The lettings industry is a rock of stability in comparison with sales. In the world of lettings, not much changes. We survive crises well

After that he became involved in a string of different ventures. “Do you want to talk about the successful ones or the unsuccessful ones?” he asks. He was one of the two founding investors in Zoopla, set up by his partner at Lovefilm, Alex Chesterman. Another excursion was Secret Escapes, an online travel company, and he spent a year in Dublin on the board of Paddy Power as their “undercover boss”. “What united them was managing tech at scale,” he says. “The tech business was always at the heart of it.”

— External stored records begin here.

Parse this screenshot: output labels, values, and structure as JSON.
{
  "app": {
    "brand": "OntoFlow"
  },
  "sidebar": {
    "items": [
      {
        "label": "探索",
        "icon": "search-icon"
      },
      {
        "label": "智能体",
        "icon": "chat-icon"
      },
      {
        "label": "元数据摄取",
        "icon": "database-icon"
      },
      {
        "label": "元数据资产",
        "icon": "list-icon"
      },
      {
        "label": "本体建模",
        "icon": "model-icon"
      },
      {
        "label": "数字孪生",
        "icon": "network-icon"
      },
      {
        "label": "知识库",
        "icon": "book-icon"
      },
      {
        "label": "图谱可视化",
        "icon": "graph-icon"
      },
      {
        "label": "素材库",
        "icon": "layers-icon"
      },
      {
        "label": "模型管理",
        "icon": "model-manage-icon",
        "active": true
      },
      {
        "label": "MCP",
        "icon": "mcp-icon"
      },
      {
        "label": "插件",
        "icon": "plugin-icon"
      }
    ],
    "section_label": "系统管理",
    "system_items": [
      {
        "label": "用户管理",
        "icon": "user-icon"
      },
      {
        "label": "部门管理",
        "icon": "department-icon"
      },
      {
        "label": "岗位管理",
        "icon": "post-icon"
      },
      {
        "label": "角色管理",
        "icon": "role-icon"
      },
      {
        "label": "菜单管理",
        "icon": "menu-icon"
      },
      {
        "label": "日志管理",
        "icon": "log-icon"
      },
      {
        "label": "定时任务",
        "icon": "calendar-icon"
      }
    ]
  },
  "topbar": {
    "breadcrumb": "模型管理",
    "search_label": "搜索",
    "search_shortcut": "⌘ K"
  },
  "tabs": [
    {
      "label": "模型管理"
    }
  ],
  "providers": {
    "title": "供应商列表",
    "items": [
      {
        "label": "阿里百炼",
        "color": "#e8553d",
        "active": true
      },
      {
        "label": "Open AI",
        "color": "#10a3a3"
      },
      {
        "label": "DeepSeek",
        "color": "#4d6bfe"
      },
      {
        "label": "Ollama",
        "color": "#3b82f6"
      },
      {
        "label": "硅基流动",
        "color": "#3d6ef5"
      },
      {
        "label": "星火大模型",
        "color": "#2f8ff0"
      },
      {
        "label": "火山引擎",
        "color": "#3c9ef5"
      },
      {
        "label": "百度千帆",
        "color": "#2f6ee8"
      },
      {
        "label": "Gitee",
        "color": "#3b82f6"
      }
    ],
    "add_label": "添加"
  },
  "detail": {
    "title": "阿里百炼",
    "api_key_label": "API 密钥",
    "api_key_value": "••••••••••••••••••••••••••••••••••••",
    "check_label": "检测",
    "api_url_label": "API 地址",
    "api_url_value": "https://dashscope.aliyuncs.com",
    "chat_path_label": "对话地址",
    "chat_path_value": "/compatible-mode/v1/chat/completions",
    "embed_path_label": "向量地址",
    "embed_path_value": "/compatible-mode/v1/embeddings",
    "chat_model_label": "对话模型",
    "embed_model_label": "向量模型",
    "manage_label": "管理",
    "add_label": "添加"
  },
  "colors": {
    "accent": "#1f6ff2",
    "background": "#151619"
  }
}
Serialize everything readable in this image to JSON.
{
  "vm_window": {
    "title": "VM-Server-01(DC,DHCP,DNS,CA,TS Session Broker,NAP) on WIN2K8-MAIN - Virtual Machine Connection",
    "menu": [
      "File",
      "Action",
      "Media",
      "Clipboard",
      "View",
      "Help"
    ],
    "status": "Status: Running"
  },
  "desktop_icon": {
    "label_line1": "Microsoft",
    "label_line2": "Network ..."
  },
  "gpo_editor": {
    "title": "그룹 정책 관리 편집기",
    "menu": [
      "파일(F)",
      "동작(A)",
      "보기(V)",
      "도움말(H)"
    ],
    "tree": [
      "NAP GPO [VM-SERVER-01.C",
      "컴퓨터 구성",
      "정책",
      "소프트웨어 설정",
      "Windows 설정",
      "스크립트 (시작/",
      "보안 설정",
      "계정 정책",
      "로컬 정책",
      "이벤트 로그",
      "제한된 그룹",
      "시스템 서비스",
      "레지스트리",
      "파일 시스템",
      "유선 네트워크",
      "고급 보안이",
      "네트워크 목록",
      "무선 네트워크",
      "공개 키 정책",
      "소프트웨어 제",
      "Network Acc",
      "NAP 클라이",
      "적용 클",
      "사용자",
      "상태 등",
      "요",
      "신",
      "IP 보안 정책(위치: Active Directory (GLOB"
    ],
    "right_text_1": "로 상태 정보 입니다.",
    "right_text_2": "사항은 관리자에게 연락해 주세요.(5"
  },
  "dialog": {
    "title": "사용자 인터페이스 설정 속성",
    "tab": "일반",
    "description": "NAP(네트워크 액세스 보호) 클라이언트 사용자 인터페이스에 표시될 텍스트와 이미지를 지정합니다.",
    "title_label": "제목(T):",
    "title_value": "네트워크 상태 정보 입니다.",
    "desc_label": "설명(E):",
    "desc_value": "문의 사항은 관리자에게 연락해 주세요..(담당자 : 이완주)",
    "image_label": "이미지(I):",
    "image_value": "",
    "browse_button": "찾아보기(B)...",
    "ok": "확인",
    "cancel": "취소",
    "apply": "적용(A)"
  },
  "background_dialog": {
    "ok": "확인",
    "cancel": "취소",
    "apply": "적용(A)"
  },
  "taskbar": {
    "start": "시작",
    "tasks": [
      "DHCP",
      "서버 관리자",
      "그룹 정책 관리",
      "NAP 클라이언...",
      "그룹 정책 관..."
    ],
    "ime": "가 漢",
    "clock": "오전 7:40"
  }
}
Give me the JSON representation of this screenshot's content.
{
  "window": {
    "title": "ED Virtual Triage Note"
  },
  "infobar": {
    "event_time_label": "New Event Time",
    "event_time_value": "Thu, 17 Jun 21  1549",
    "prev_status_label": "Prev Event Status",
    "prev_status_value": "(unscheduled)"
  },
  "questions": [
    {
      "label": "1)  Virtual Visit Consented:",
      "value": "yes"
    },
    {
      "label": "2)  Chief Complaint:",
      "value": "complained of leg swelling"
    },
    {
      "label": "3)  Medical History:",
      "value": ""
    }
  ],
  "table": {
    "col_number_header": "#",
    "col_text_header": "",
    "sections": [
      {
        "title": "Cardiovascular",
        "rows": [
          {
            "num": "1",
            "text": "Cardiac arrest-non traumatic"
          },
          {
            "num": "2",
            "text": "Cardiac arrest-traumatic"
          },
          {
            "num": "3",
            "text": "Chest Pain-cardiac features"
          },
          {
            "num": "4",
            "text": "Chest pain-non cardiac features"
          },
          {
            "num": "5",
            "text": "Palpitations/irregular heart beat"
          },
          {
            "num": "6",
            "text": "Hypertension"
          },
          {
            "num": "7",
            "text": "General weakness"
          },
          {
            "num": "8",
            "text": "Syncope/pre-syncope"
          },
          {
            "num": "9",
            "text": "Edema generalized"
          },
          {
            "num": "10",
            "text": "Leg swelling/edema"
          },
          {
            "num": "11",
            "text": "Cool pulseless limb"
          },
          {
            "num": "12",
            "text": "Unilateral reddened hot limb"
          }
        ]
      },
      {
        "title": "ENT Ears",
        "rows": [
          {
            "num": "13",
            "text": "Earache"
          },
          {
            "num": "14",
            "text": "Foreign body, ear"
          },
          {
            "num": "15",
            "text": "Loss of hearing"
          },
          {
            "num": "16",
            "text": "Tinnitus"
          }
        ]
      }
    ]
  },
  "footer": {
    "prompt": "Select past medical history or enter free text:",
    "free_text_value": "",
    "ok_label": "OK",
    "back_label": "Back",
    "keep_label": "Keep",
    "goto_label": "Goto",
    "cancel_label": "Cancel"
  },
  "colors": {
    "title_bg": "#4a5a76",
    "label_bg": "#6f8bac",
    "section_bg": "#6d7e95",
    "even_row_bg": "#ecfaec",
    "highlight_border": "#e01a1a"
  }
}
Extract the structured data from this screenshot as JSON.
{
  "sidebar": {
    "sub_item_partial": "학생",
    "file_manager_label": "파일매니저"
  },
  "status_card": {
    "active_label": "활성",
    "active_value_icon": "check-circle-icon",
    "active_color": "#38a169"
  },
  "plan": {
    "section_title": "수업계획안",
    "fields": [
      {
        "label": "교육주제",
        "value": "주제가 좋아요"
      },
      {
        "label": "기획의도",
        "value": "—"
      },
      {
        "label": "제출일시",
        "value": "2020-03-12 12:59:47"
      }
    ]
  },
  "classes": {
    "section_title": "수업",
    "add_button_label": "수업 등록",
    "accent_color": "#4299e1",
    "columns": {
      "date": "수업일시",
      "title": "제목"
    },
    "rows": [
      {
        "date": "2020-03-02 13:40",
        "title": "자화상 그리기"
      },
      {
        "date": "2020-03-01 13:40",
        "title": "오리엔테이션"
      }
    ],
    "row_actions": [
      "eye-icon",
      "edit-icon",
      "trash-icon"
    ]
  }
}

Goodlord came about in 2014, after three guys living in London, one of them an estate agent, all of them renting, and suffering trials and tribulations, decided that there had to be a better way. The aim of Goodlord was to take the strain out of renting by making it digital. Reeve was appointed in 2017 to redesign its cost structure.

“We don’t get involved in matchmaking,” says Reeve, that is, bringing together landlords and tenants. There are no listings with come-hither photos on their website. They get involved at the point where a deal has already been struck. “Agents use us as a software tool.” They have streamlined the complicated and time-consuming business of ID checking, taking references, signing documents, and setting up payments. The website advertises “automated chasing”. “We do all the faff,” says Reeve, simply. The ex-Lovefilm man is now offering Netflix to new tenants, as well as broadband, home insurance and utilities. “From walking past the window for the first time to opening the door, we aim to make it the best renting experience in the world,” says Reeve.

Goodlord, which has recently received £10m of equity funding, and can boast several hundred agents on their lists, is a natural fit for “Generation Rent”. Only 60-70 per cent of people in this country are homeowners. That leaves a lot of potential renters. Reeve reckons close to 20 million, with 10 million rental households. “The lettings industry is a rock of stability in comparison with sales. In the world of lettings, not much changes. We survive crises well.”

June 1 saw new lettings applications rise above 2019 levels for the first time since March. When I speak to William Reeve – over the phone, since we are both social distancing – he is mulling over the effects of the coronavirus crisis. “I’ve been asking myself if the sky has fallen in. And I don’t think it has, at least where lettings are concerned. It’s a much more stable space. Students will still need to find somewhere to live. It’s dry land where the waters are rising around everyone else.”